La notion de plafonnement des revenus a en fait des racines profondes de ce côté-ci de l’Atlantique. Si on remonte à 1880, le philosophe Félix Adler - plus tard co-fondateur du mouvement pour l’interdiction du travail des enfants - a proposé un taux d’imposition de 100 % sur les revenus supérieurs jusqu’à atteindre un niveau « où une certaine somme élevée et abondante a été atteinte, amplement suffisante pour tous les conforts et les vrais raffinements de la vie ». Un tel prélèvement, a déclaré Adler, permettrait de taxer « le prestige, la vanité et la puissance ».

C’est justement cela que Franklin Roosevelt a tenté en 1942 lorsqu’il a proposé une taxe de 100 % sur tous les revenus individuels supérieurs à 25 000 dollars, soit environ 400 000 dollars en dollars d’aujourd’hui.

FDR n’a pas obtenu ce plafonnement qu’il souhaitait, mais le Congrès a établi un taux d’imposition de 94 % sur les revenus supérieurs à 200 000 dollars, et le taux d’imposition marginal le plus élevé du pays se situera autour de 90 % pendant les deux décennies suivantes, années qui verront l’émergence d’une classe moyenne de masse aux États-Unis, la première de ce type dans le monde.

Cet esprit de plafonnement des revenus né du projet de FDR a refait surface aujourd’hui dans des propositions visant à pénaliser les entreprises qui rémunèrent leurs cadres supérieurs plus de 50 ou 100 fois ce qu’elles paient à leurs travailleurs les plus courants.
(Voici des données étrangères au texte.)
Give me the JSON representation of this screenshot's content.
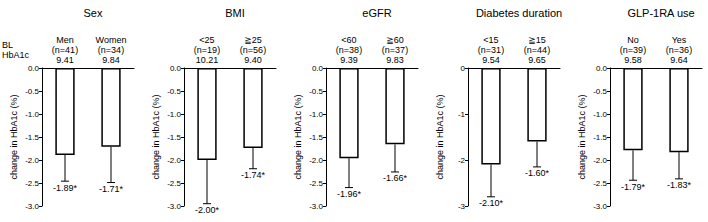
{
  "row_labels": [
    "BL",
    "HbA1c"
  ],
  "chart_data": [
    {
      "type": "bar",
      "title": "Sex",
      "categories": [
        "Men",
        "Women"
      ],
      "n_labels": [
        "(n=41)",
        "(n=34)"
      ],
      "bl_hba1c": [
        "9.41",
        "9.84"
      ],
      "values": [
        -1.89,
        -1.71
      ],
      "value_labels": [
        "-1.89*",
        "-1.71*"
      ],
      "errors": [
        0.57,
        0.78
      ],
      "ylabel": "change in HbA1c (%)",
      "ylim": [
        -3,
        0
      ],
      "yticks": [
        {
          "value": 0,
          "label": "0.0"
        },
        -0.5,
        {
          "value": -1,
          "label": "-1.0"
        },
        -1.5,
        {
          "value": -2,
          "label": "-2.0"
        },
        -2.5,
        {
          "value": -3,
          "label": "-3.0"
        }
      ],
      "color": "#ffffff",
      "grid": false,
      "data_labels": true
    },
    {
      "type": "bar",
      "title": "BMI",
      "categories": [
        "<25",
        "≧25"
      ],
      "n_labels": [
        "(n=19)",
        "(n=56)"
      ],
      "bl_hba1c": [
        "10.21",
        "9.40"
      ],
      "values": [
        -2.0,
        -1.74
      ],
      "value_labels": [
        "-2.00*",
        "-1.74*"
      ],
      "errors": [
        0.95,
        0.45
      ],
      "ylabel": "change in HbA1c (%)",
      "ylim": [
        -3,
        0
      ],
      "yticks": [
        {
          "value": 0,
          "label": "0.0"
        },
        -0.5,
        {
          "value": -1,
          "label": "-1.0"
        },
        -1.5,
        {
          "value": -2,
          "label": "-2.0"
        },
        -2.5,
        {
          "value": -3,
          "label": "-3.0"
        }
      ],
      "color": "#ffffff",
      "grid": false,
      "data_labels": true
    },
    {
      "type": "bar",
      "title": "eGFR",
      "categories": [
        "<60",
        "≧60"
      ],
      "n_labels": [
        "(n=38)",
        "(n=37)"
      ],
      "bl_hba1c": [
        "9.39",
        "9.83"
      ],
      "values": [
        -1.96,
        -1.66
      ],
      "value_labels": [
        "-1.96*",
        "-1.66*"
      ],
      "errors": [
        0.64,
        0.6
      ],
      "ylabel": "change in HbA1c (%)",
      "ylim": [
        -3,
        0
      ],
      "yticks": [
        {
          "value": 0,
          "label": "0.0"
        },
        -0.5,
        {
          "value": -1,
          "label": "-1.0"
        },
        -1.5,
        {
          "value": -2,
          "label": "-2.0"
        },
        -2.5,
        {
          "value": -3,
          "label": "-3.0"
        }
      ],
      "color": "#ffffff",
      "grid": false,
      "data_labels": true
    },
    {
      "type": "bar",
      "title": "Diabetes duration",
      "categories": [
        "<15",
        "≧15"
      ],
      "n_labels": [
        "(n=31)",
        "(n=44)"
      ],
      "bl_hba1c": [
        "9.54",
        "9.65"
      ],
      "values": [
        -2.1,
        -1.6
      ],
      "value_labels": [
        "-2.10*",
        "-1.60*"
      ],
      "errors": [
        0.7,
        0.55
      ],
      "ylabel": "change in HbA1c (%)",
      "ylim": [
        -3,
        0
      ],
      "yticks": [
        0,
        -1,
        -2,
        -3
      ],
      "color": "#ffffff",
      "grid": false,
      "data_labels": true
    },
    {
      "type": "bar",
      "title": "GLP-1RA use",
      "categories": [
        "No",
        "Yes"
      ],
      "n_labels": [
        "(n=39)",
        "(n=36)"
      ],
      "bl_hba1c": [
        "9.58",
        "9.64"
      ],
      "values": [
        -1.79,
        -1.83
      ],
      "value_labels": [
        "-1.79*",
        "-1.83*"
      ],
      "errors": [
        0.65,
        0.58
      ],
      "ylabel": "change in HbA1c (%)",
      "ylim": [
        -3,
        0
      ],
      "yticks": [
        {
          "value": 0,
          "label": "0.0"
        },
        -0.5,
        {
          "value": -1,
          "label": "-1.0"
        },
        -1.5,
        {
          "value": -2,
          "label": "-2.0"
        },
        -2.5,
        {
          "value": -3,
          "label": "-3.0"
        }
      ],
      "color": "#ffffff",
      "grid": false,
      "data_labels": true
    }
  ]
}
Dans l’Oregon, la ville de Portland a déjà adopté une telle législation et une mesure similaire figurera sur le bulletin de vote de San Francisco le 3 novembre prochain.

Au Congrès, les sénateurs Bernie Sanders et Elizabeth Warren se sont joints aux représentants Barbara Lee et Rashida Tlaib et ont introduit une législation similaire au niveau fédéral. Dans une Amérique post-Trump, des propositions comme celles-ci pourraient commencer à progresser - mais seulement si nous, comme nos ancêtres progressistes des années 1930, commençons à vraiment faire pression.